Creating collages in her computer she makes transfer prints that are impressed onto wooden panels. The technique leaves anomalies; textures and faded images on the surface mimicking deteriorating frescoes. With small brushes and attention to details, she then begins the oil painting. The panels are filled with playful symbolism; double meanings and curious animals.
Glenn Damhus’ main fascination is with the fusing of two contrasting ideas, from referencing Renaissance paintings juxtaposed against contemporary art, beauty against ugliness, the serious with the playful, or searching for perfection whilst permitting serendipity, and always attempting to find a balance between old and new.

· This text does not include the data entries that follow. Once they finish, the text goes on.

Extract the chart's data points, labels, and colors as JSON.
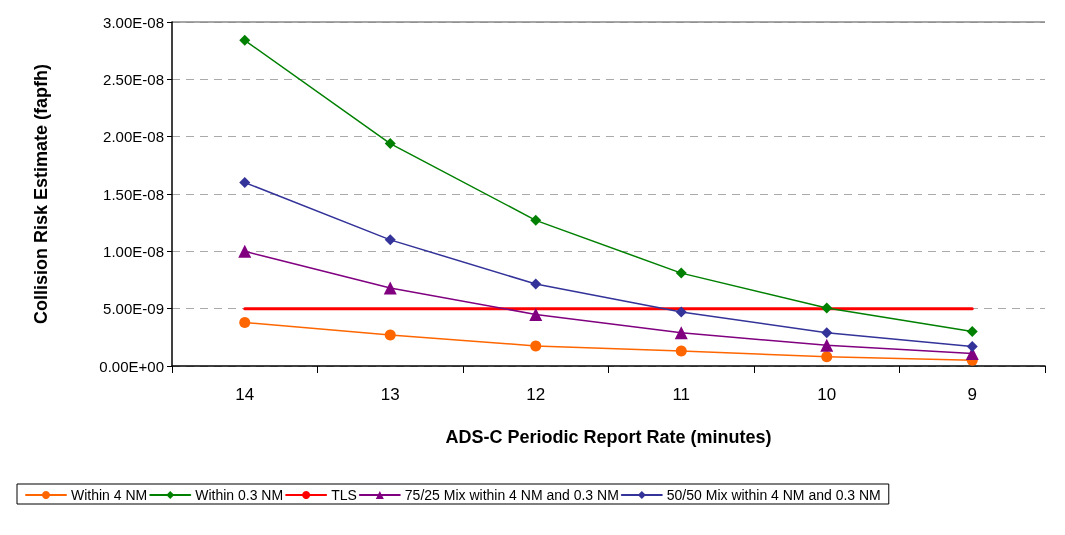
{
  "chart_data": {
    "type": "line",
    "xlabel": "ADS-C Periodic Report Rate (minutes)",
    "ylabel": "Collision Risk Estimate (fapfh)",
    "categories": [
      "14",
      "13",
      "12",
      "11",
      "10",
      "9"
    ],
    "ylim": [
      0,
      3e-08
    ],
    "yticks": [
      {
        "value": 0,
        "label": "0.00E+00"
      },
      {
        "value": 5e-09,
        "label": "5.00E-09"
      },
      {
        "value": 1e-08,
        "label": "1.00E-08"
      },
      {
        "value": 1.5e-08,
        "label": "1.50E-08"
      },
      {
        "value": 2e-08,
        "label": "2.00E-08"
      },
      {
        "value": 2.5e-08,
        "label": "2.50E-08"
      },
      {
        "value": 3e-08,
        "label": "3.00E-08"
      }
    ],
    "grid": "y",
    "legend": "bottom",
    "line_style": "solid",
    "series": [
      {
        "name": "Within 4 NM",
        "color": "#ff6600",
        "marker": "circle",
        "values": [
          3.8e-09,
          2.7e-09,
          1.75e-09,
          1.3e-09,
          8e-10,
          5e-10
        ]
      },
      {
        "name": "Within 0.3 NM",
        "color": "#008000",
        "marker": "diamond",
        "values": [
          2.84e-08,
          1.94e-08,
          1.27e-08,
          8.1e-09,
          5.05e-09,
          3e-09
        ]
      },
      {
        "name": "TLS",
        "color": "#ff0000",
        "marker": "none",
        "values": [
          5e-09,
          5e-09,
          5e-09,
          5e-09,
          5e-09,
          5e-09
        ]
      },
      {
        "name": "75/25 Mix within 4 NM and 0.3 NM",
        "color": "#800080",
        "marker": "triangle",
        "values": [
          1e-08,
          6.8e-09,
          4.5e-09,
          2.9e-09,
          1.8e-09,
          1.1e-09
        ]
      },
      {
        "name": "50/50 Mix within 4 NM and 0.3 NM",
        "color": "#333399",
        "marker": "diamond",
        "values": [
          1.6e-08,
          1.1e-08,
          7.15e-09,
          4.7e-09,
          2.9e-09,
          1.7e-09
        ]
      }
    ]
  }
}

Glenn Damhus graduated from the University of the West of England, Bristol with an Honours Degree in Fine Arts.
Works
The Marian Portraits
My Marian Portraits combine my fascination with Renaissance imagery and it’s symbolism juxtaposed against contemporary culture references, my childhood impressions and contrasting ideas. Engaging the viewer I use trigger points; such as animals, contemporary fabrics and objects. My inspiration comes from many directions; my mother’s love of fabrics, being mentored at an early age by a well established animal illustrator, the history of painting, art books and the internet. Sometimes just being aware of the little treasures that are right in front of you in the every day can prove the best source for invoking new ideas. On one hand, I’m trying to express ideas that are important to me: a sense of sacredness, my passion for how women are portrayed in historical paintings, and on the other hand I’m trying to communicate some relief from the everyday complexities of life for others to grab a moment of contemplation, and hopefully a smile.
Hands
My Hands series began by having a conversation with a fellow artist. We were discussing ideas for smaller works and she expressed how she loved the hands in my paintings. It inspired me to explore this idea further focusing on how everyday objects placed within Renaissance style poses can create evocative, humorous and playful scenarios. I plan to continue this theme in a new series of paintings exploring the loss of loved ones and the importance of preserving their lives by making art from their objects and images that they’ve left behind.
The Vanishing
I began a small series of paintings at the end of last year exploring the extinction of unusual and often overlooked endangered animals. Sitting alongside my archetypal style portraits of women, draped in ornately painted garments appropriated from Renaissance paintings are the flowers, fauna and creatures of our wounded world. Both displaying their beauty and vulnerability, I’d like these paintings to create awareness and wonderment in equal measure. I hope to return to this series creating up to nine to twelve works.